A republic is a form of government. The origin of the word is the Latin phrase Res Publica. It means “the public thing” or “public affair.” The Greek word Politeia is also related. Roman scholars, including Cicero, see it as a synonym to Res Publica. Of course, the concept of a republic relates to these two ancient phrases. The public owns the state rather than a monarch – the main difference to a monarchy.
In a monarchy, the right to rule is hereditary – one family passes power from generation to generation. The fundamental principle of a republic is that citizens elect their rulers. The rulers reign the state through the right granted by the citizens. Hence, the head of state is a president, not a monarch.

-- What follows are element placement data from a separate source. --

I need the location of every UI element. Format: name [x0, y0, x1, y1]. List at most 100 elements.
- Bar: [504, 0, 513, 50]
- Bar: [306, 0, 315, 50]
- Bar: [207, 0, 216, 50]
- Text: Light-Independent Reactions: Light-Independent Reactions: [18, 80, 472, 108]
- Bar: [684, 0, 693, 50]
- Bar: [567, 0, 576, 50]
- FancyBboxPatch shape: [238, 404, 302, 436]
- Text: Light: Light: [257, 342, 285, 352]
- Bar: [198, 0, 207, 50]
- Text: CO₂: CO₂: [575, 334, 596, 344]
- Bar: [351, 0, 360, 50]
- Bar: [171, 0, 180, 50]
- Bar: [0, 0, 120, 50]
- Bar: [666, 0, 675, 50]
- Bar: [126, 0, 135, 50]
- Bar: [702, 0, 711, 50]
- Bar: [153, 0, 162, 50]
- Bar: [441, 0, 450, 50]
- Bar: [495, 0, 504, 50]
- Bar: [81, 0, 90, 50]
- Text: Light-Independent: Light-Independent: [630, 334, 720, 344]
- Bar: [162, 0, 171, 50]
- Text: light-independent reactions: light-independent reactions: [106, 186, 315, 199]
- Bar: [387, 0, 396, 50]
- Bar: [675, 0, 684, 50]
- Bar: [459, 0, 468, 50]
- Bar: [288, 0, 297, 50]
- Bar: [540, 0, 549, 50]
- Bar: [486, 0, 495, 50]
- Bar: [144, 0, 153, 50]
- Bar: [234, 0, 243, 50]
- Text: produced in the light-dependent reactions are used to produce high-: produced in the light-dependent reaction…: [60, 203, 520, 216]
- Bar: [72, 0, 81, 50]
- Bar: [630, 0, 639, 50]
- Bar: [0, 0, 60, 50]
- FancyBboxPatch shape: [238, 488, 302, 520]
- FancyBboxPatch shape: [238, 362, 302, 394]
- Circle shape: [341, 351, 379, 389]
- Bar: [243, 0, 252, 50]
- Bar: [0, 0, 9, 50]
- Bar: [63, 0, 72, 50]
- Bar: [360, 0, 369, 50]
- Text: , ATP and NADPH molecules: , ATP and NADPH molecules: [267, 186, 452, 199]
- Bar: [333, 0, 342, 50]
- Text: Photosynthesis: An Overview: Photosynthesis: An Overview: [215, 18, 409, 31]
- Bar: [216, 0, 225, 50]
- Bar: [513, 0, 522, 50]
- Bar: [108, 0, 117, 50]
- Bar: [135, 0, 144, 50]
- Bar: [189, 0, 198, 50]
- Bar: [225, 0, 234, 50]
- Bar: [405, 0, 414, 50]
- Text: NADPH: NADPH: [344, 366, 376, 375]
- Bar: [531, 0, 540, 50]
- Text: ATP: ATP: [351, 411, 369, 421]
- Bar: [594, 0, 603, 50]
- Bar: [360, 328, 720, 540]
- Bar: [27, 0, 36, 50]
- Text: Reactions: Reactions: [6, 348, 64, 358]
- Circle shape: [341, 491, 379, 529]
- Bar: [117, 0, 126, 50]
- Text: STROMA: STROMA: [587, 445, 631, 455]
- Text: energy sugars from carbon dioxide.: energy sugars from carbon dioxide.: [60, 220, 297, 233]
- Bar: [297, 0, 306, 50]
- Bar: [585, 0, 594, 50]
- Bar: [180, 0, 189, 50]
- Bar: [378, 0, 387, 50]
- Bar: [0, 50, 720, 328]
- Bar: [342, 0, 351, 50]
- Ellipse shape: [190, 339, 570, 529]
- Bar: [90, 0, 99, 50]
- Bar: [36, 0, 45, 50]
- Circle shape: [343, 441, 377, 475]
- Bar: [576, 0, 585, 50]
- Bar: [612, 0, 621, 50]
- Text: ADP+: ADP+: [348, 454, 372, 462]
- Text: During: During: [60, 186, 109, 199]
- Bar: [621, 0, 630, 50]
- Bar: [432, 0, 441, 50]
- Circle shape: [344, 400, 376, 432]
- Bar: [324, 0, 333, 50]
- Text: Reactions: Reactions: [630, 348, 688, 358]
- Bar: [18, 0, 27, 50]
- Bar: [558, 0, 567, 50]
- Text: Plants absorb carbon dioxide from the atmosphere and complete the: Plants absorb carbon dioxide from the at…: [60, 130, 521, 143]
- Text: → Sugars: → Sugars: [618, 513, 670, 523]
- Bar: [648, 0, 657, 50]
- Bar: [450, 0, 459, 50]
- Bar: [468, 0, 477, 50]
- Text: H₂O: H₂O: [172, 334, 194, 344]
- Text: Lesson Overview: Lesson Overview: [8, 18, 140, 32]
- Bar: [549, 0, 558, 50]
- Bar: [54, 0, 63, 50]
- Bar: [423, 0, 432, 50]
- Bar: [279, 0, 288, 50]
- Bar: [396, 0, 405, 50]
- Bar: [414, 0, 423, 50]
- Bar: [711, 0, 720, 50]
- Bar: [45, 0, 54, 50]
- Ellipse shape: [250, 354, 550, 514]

For the republic to truly work, democracy is essential. Democracy allows free elections. Hence, people can freely elect their rulers. However, not every republic is a democracy.
For example, the Soviet Union consisted of several republics but was not democratic. That means that it can also be an autocratic regime. The same goes for China of today. Similarly, not every democracy is a republic. Spain or the UK are both democratic monarchies!
Republics in practice
The first example is the Res Publica Romana (the Roman Republic). It lasted from the year 509 BC when the last Roman king fled. In 27 BC, the first Roman Emperor, Augustus, dissolved the republic.
For the next several hundred years, monarchies shadowed republics. There were some exceptions, for example, in Iceland, India, or Venice. But, after the USA declared independence in 1776, things started to change. From the beginning of the 19th century, more and more countries became republics. Today, it is the most common form of government.